Just one last thing to do.  He put his hands on the young sergeant’s body, and prayed to Sigmar.  Nothing happened, and just as he closed his eyes and was ready to move, a gasp was emitted and two blue eyes were opened.  He pulled the young man up.

“Thank you for saving my life, I will never forget it.” said Brother Gothard.

The Sergeant didn’t know what to say.

“You command these men now, Captain,” he said, leaving the man shocked, “Now find those women and children.  The town is free again.”

He nodded and watched tentatively as the bloodied Priest wandered off into the distance.

Offline EC.Sylvania

  • Posts: 569
Warrior Priest Story
« Reply #1 on: March 06, 2004, 09:10:38 PM »
It's a good story and held my attention the entire time.

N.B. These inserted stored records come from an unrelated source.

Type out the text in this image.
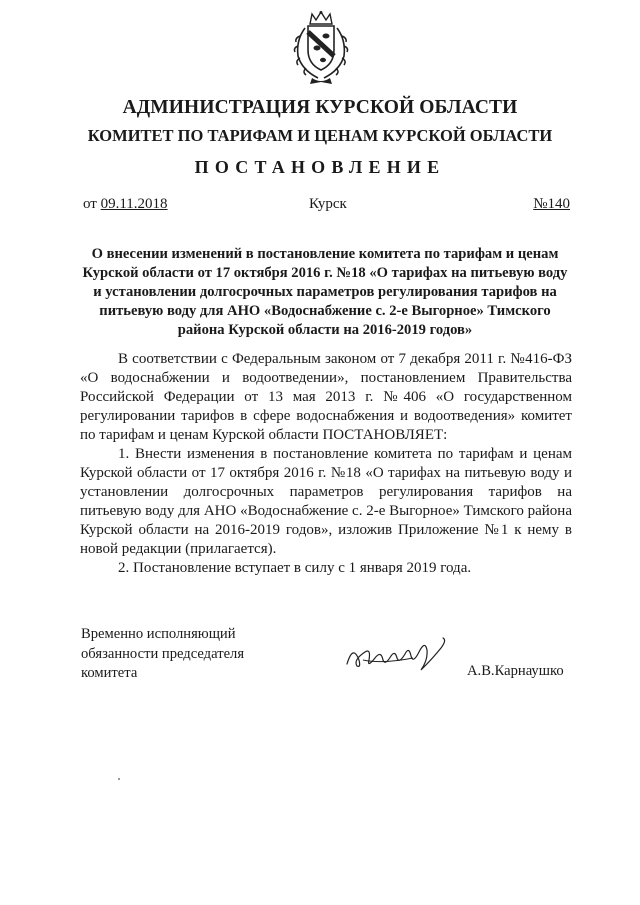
АДМИНИСТРАЦИЯ КУРСКОЙ ОБЛАСТИ
КОМИТЕТ ПО ТАРИФАМ И ЦЕНАМ КУРСКОЙ ОБЛАСТИ
ПОСТАНОВЛЕНИЕ
от 09.11.2018	Курск	№140
О внесении изменений в постановление комитета по тарифам и ценам Курской области от 17 октября 2016 г. №18 «О тарифах на питьевую воду и установлении долгосрочных параметров регулирования тарифов на питьевую воду для АНО «Водоснабжение с. 2-е Выгорное» Тимского района Курской области на 2016-2019 годов»

В соответствии с Федеральным законом от 7 декабря 2011 г. №416-ФЗ «О водоснабжении и водоотведении», постановлением Правительства Российской Федерации от 13 мая 2013 г. №406 «О государственном регулировании тарифов в сфере водоснабжения и водоотведения» комитет по тарифам и ценам Курской области ПОСТАНОВЛЯЕТ:

1. Внести изменения в постановление комитета по тарифам и ценам Курской области от 17 октября 2016 г. №18 «О тарифах на питьевую воду и установлении долгосрочных параметров регулирования тарифов на питьевую воду для АНО «Водоснабжение с. 2-е Выгорное» Тимского района Курской области на 2016-2019 годов», изложив Приложение №1 к нему в новой редакции (прилагается).

2. Постановление вступает в силу с 1 января 2019 года.

Временно исполняющий
обязанности председателя
комитета	А.В.Карнаушко
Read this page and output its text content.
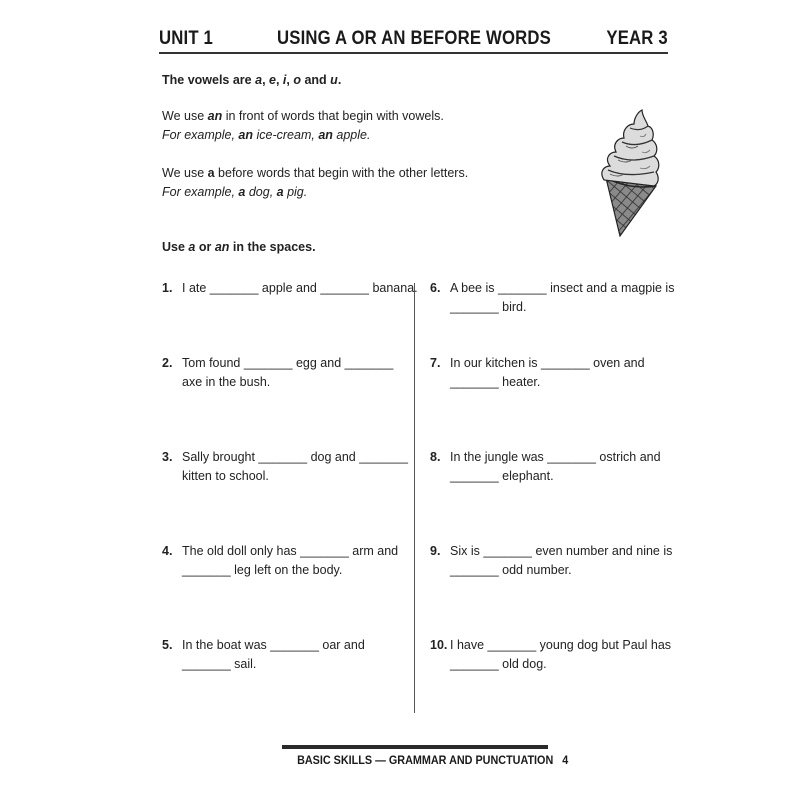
UNIT 1	USING A OR AN BEFORE WORDS	YEAR 3
The vowels are a, e, i, o and u.
We use an in front of words that begin with vowels.
For example, an ice-cream, an apple.
We use a before words that begin with the other letters.
For example, a dog, a pig.
Use a or an in the spaces.
1. I ate _______ apple and _______ banana.
2. Tom found _______ egg and _______
axe in the bush.
3. Sally brought _______ dog and _______
kitten to school.
4. The old doll only has _______ arm and
_______ leg left on the body.
5. In the boat was _______ oar and
_______ sail.
6. A bee is _______ insect and a magpie is
_______ bird.
7. In our kitchen is _______ oven and
_______ heater.
8. In the jungle was _______ ostrich and
_______ elephant.
9. Six is _______ even number and nine is
_______ odd number.
10. I have _______ young dog but Paul has
_______ old dog.
BASIC SKILLS — GRAMMAR AND PUNCTUATION 4
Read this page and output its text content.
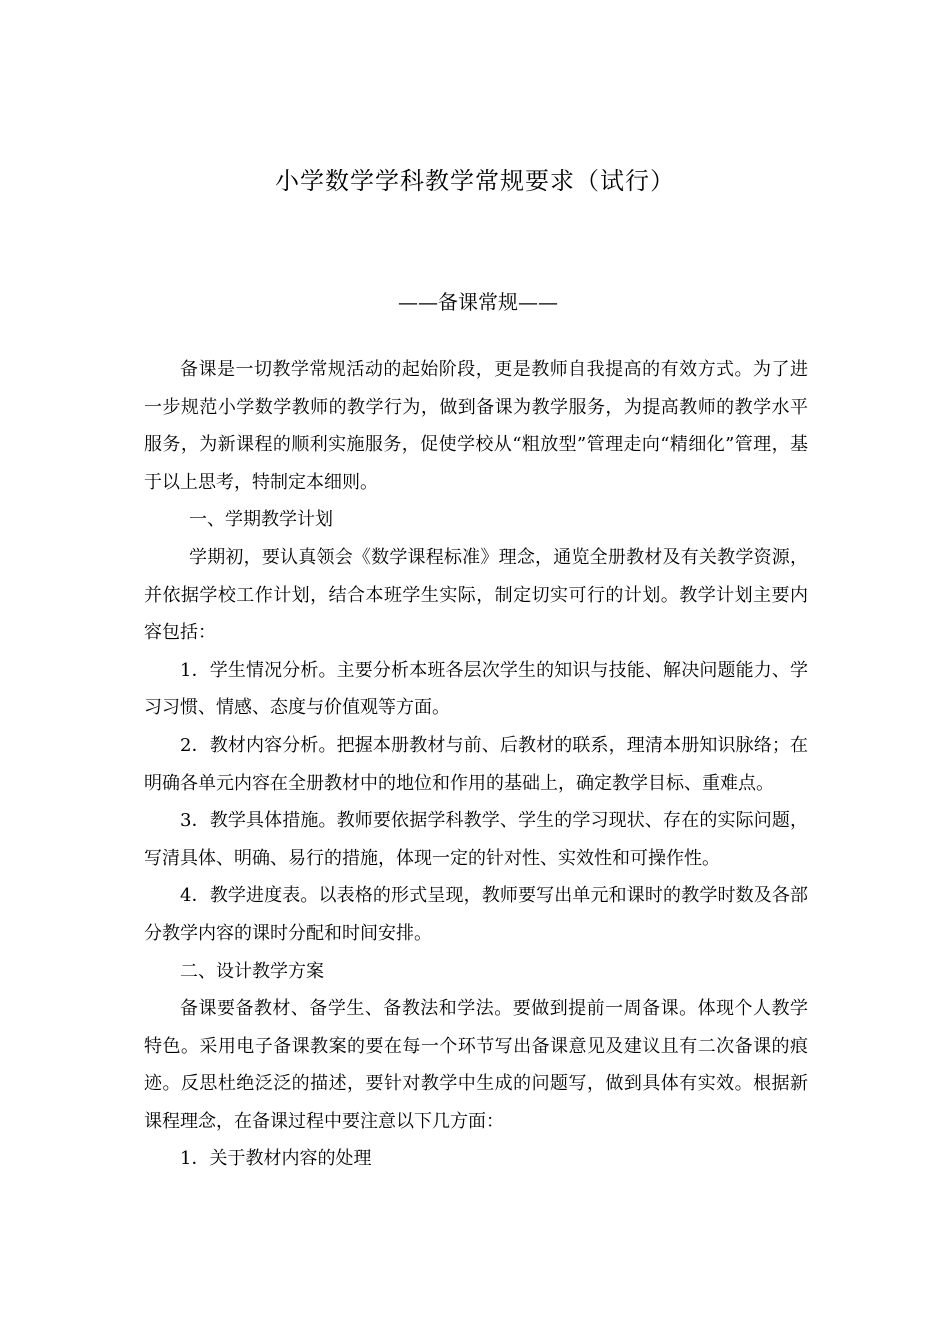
小学数学学科教学常规要求（试行）
——备课常规——

备课是一切教学常规活动的起始阶段，更是教师自我提高的有效方式。为了进一步规范小学数学教师的教学行为，做到备课为教学服务，为提高教师的教学水平服务，为新课程的顺利实施服务，促使学校从“粗放型”管理走向“精细化”管理，基于以上思考，特制定本细则。

一、学期教学计划

学期初，要认真领会《数学课程标准》理念，通览全册教材及有关教学资源，并依据学校工作计划，结合本班学生实际，制定切实可行的计划。教学计划主要内容包括：

1．学生情况分析。主要分析本班各层次学生的知识与技能、解决问题能力、学习习惯、情感、态度与价值观等方面。

2．教材内容分析。把握本册教材与前、后教材的联系，理清本册知识脉络；在明确各单元内容在全册教材中的地位和作用的基础上，确定教学目标、重难点。

3．教学具体措施。教师要依据学科教学、学生的学习现状、存在的实际问题，写清具体、明确、易行的措施，体现一定的针对性、实效性和可操作性。

4．教学进度表。以表格的形式呈现，教师要写出单元和课时的教学时数及各部分教学内容的课时分配和时间安排。

二、设计教学方案

备课要备教材、备学生、备教法和学法。要做到提前一周备课。体现个人教学特色。采用电子备课教案的要在每一个环节写出备课意见及建议且有二次备课的痕迹。反思杜绝泛泛的描述，要针对教学中生成的问题写，做到具体有实效。根据新课程理念，在备课过程中要注意以下几方面：

1．关于教材内容的处理
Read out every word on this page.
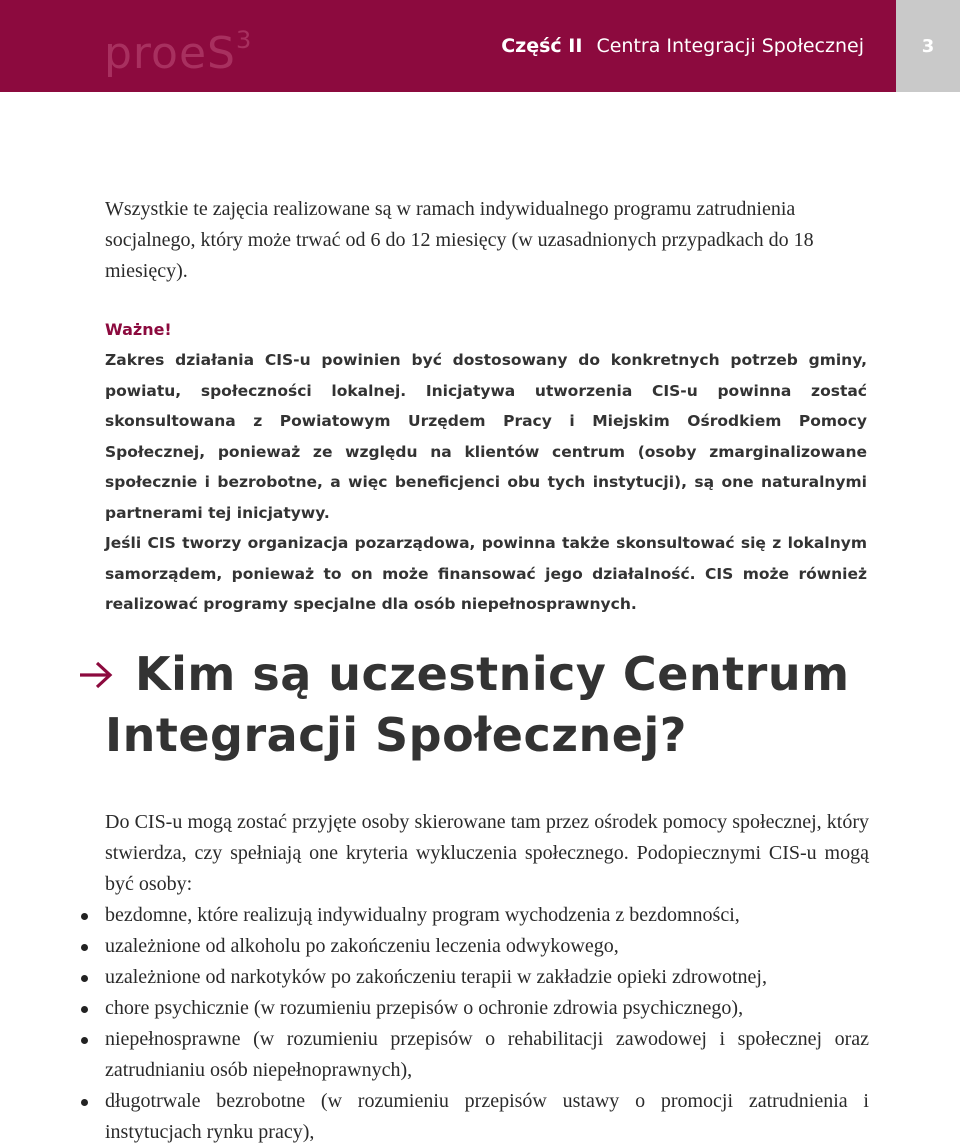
proeS$^3$	Część II Centra Integracji Społecznej	3

Wszystkie te zajęcia realizowane są w ramach indywidualnego programu zatrudnienia socjalnego, który może trwać od 6 do 12 miesięcy (w uzasadnionych przypadkach do 18 miesięcy).

Ważne!

Zakres działania CIS-u powinien być dostosowany do konkretnych potrzeb gminy, powiatu, społeczności lokalnej. Inicjatywa utworzenia CIS-u powinna zostać skonsultowana z Powiatowym Urzędem Pracy i Miejskim Ośrodkiem Pomocy Społecznej, ponieważ ze względu na klientów centrum (osoby zmarginalizowane społecznie i bezrobotne, a więc beneficjenci obu tych instytucji), są one naturalnymi partnerami tej inicjatywy.

Jeśli CIS tworzy organizacja pozarządowa, powinna także skonsultować się z lokalnym samorządem, ponieważ to on może finansować jego działalność. CIS może również realizować programy specjalne dla osób niepełnosprawnych.

Kim są uczestnicy Centrum
Integracji Społecznej?

Do CIS-u mogą zostać przyjęte osoby skierowane tam przez ośrodek pomocy społecznej, który stwierdza, czy spełniają one kryteria wykluczenia społecznego. Podopiecznymi CIS-u mogą być osoby:

bezdomne, które realizują indywidualny program wychodzenia z bezdomności,
uzależnione od alkoholu po zakończeniu leczenia odwykowego,
uzależnione od narkotyków po zakończeniu terapii w zakładzie opieki zdrowotnej,
chore psychicznie (w rozumieniu przepisów o ochronie zdrowia psychicznego),
niepełnosprawne (w rozumieniu przepisów o rehabilitacji zawodowej i społecznej oraz zatrudnianiu osób niepełnoprawnych),
długotrwale bezrobotne (w rozumieniu przepisów ustawy o promocji zatrudnienia i instytucjach rynku pracy),
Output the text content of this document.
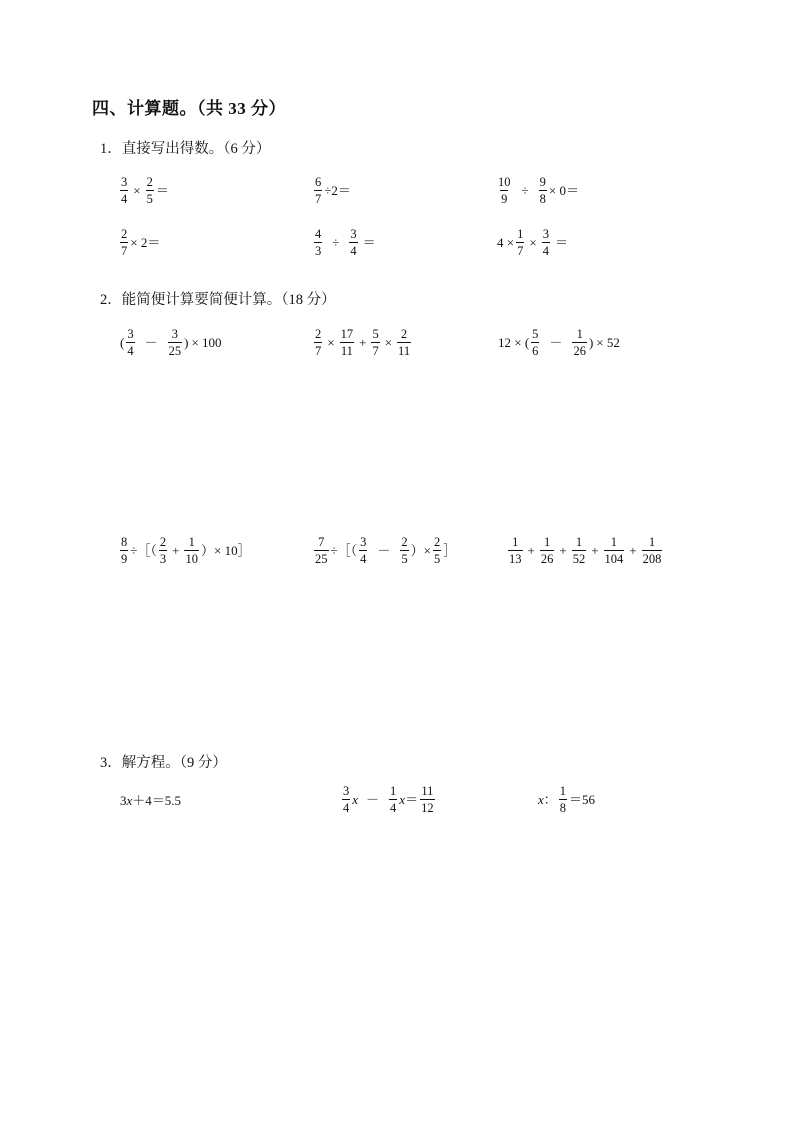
四、计算题。（共 33 分）
1．直接写出得数。（6 分）
$\frac{3}{4} \times \frac{2}{5}$ ＝	$\frac{6}{7} \div 2=$	$\frac{10}{9} \div \frac{9}{8} \times 0=$
$\frac{2}{7} \times 2=$	$\frac{4}{3} \div \frac{3}{4}$ ＝	$4 \times \frac{1}{7} \times \frac{3}{4}$ ＝
2．能简便计算要简便计算。（18 分）
( $\frac{3}{4} - \frac{3}{25}$ ) × 100	$\frac{2}{7} \times \frac{17}{11} + \frac{5}{7} \times \frac{2}{11}$	12 × ( $\frac{5}{6} - \frac{1}{26}$ ) × 52
$\frac{8}{9}$ ÷［（ $\frac{2}{3} + \frac{1}{10}$ ）× 10］	$\frac{7}{25}$ ÷［（ $\frac{3}{4} - \frac{2}{5}$ ）× $\frac{2}{5}$ ］	$\frac{1}{13} + \frac{1}{26} + \frac{1}{52} + \frac{1}{104} + \frac{1}{208}$
3．解方程。（9 分）
3 x ＋4＝5.5	$\frac{3}{4}$ $x - \frac{1}{4}$ $x = \frac{11}{12}$	x ： $\frac{1}{8} =56$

I thought the character of the green priest was particularly unique and charming. I hope he makes an appearance in your next story as well.

I times I felt that some of the descriptions were lifted entirely from game specs. Some people may like that, and maybe I'm just too cynical, but every time I came across something that screamed "game stat" I was a bit disappointed.  Don't feel bound to describe every aspect of the game rules in your descriptions. Take liberties and express yourself a bit more freely. You definitely have it in you.

I'd recommend that you spend some extra time copy editing your stories before you publish them next time. Some of the sentence ran on a bit much and there were quite a few grammatical and spelling errors. A careful edit probably would have caught most of them.

Offline Firestarter

  • Posts: 60
Warrior Priest Story
« Reply #2 on: March 07, 2004, 04:25:57 PM »
Yeh the end bit was a bit rushed.  Thanks for reading and the comments, I'll try and edit it later.

Offline WARRIOR2006

  • Posts: 820
Warrior Priest Story
« Reply #3 on: March 07, 2004, 04:38:03 PM »
i liked the story fine job! Only thing i didnt like is the enemy beast leader survives to fight or terrorize another day! :(  Bu tyou could throw a twist on line their was a water fall down the way a little :)
A man that fights his own battles, and licks his own wounds, is a man that chooses his own fate, and lives his own doom!